PINSKY: Well, there is certainly a physical sensation that even subvocalized reading of some particular Yeats or Stevens or Dickinson poem can give me, just the imagination of the sounds. This sensation is as unmistakably physical as humming or imagining a tune.
What Pinsky's describing is probably familiar to poetry lovers who read out loud, as well as many an actor who's worked on a speech. The rehearsal process, or private recitation of a poem, is a time to become better acquainted with the text. There are several theater rehearsal techniques one can use to explore a text more fully, but the most important factor is simply spending time with it. Gradually, you make it your own, although this shouldn't be from projection onto it, but through a deeper, more intimate understanding of the text itself. Robert Pinksy's wonderful Favorite Poem Project encourages this approach.
As for Bloom's political observations, regrettably, he's absolutely correct. Movement conservatism, particularly the far right, authoritarian strain that dominates these days, is mean, reckless, ferociously anti-intellectual, and occasionally downright nihilistic. While I would prefer to keep the arts separate from politics, the unfortunate fact remains that the arts, education and at times empiricism itself are being assaulted by this breed of conservatives. As long as they keep doing so, it's not only fair to point it out – it's essential. We've examined their mentality before, and surely will again (Roy Edroso often does). Art is capable of saying more than one thing at a time, and deals with nuance and ambiguity. Good art often encourages self-reflection, thoughtfulness, attentiveness and empathy. It'll keep ya honest. For all these reasons, authoritarians hate it, and if they use art at all, they try to shackle it to narrow, propagandistic goals. In one sense, treating the arts this way is their loss, but the problem is their burning desire to inflict that loss on everybody else as well.
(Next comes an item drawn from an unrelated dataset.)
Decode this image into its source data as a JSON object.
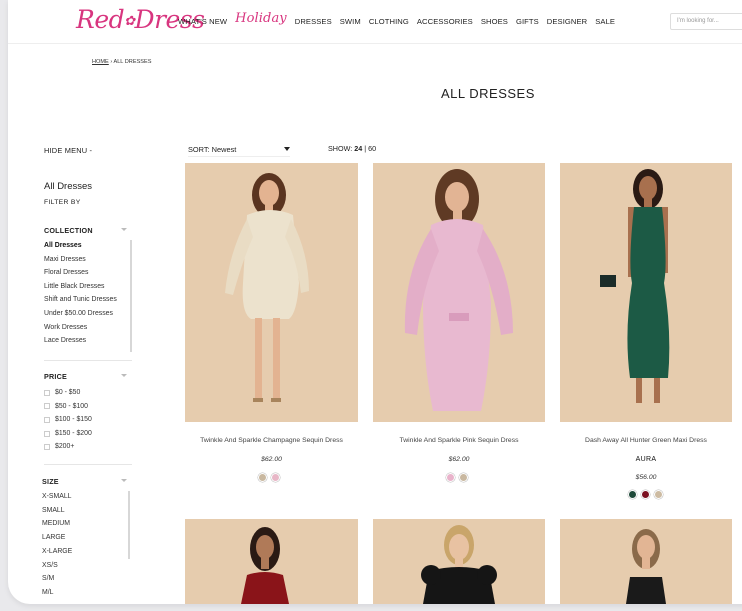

However, as Bloom says, poetry can be a 'refuge from the bombardment' of the current climate. George Orwell wrote that "A thing is funny when it upsets the established order. Every joke is a tiny revolution." The same is true of much art, and certainly many a good poem. The reason to Sing the Body Electric isn't to make a teabagger cry – but it is a nice bonus.
Thanks, B. I wonder if it would be acceptable to say politics is, also, art. A ballet form designed to move the author's ideas to a wider audience. All protagonists move in the same arc of interaction with many antagonists,, except, in politics, the antagonists are all similar. To make any sense of the political theater we see today, all one must do is see a "reality" show on television and understand the drive for power among the characters. The art is in the story and performance delivery.
ReplyDeleteGeoffrey Nunberg compared political talk shows and the guests they book to sitcoms, with "types" playing certain roles. There's a great deal of truth to that. There's also the saying the politics is show biz for ugly people. There's also truth to that. But oddly enough, as an actor pal of mine has pointed out, most politicians are awful at giving speeches. They're better than average people, perhaps, but most can't do it as well as a halfway decent actor.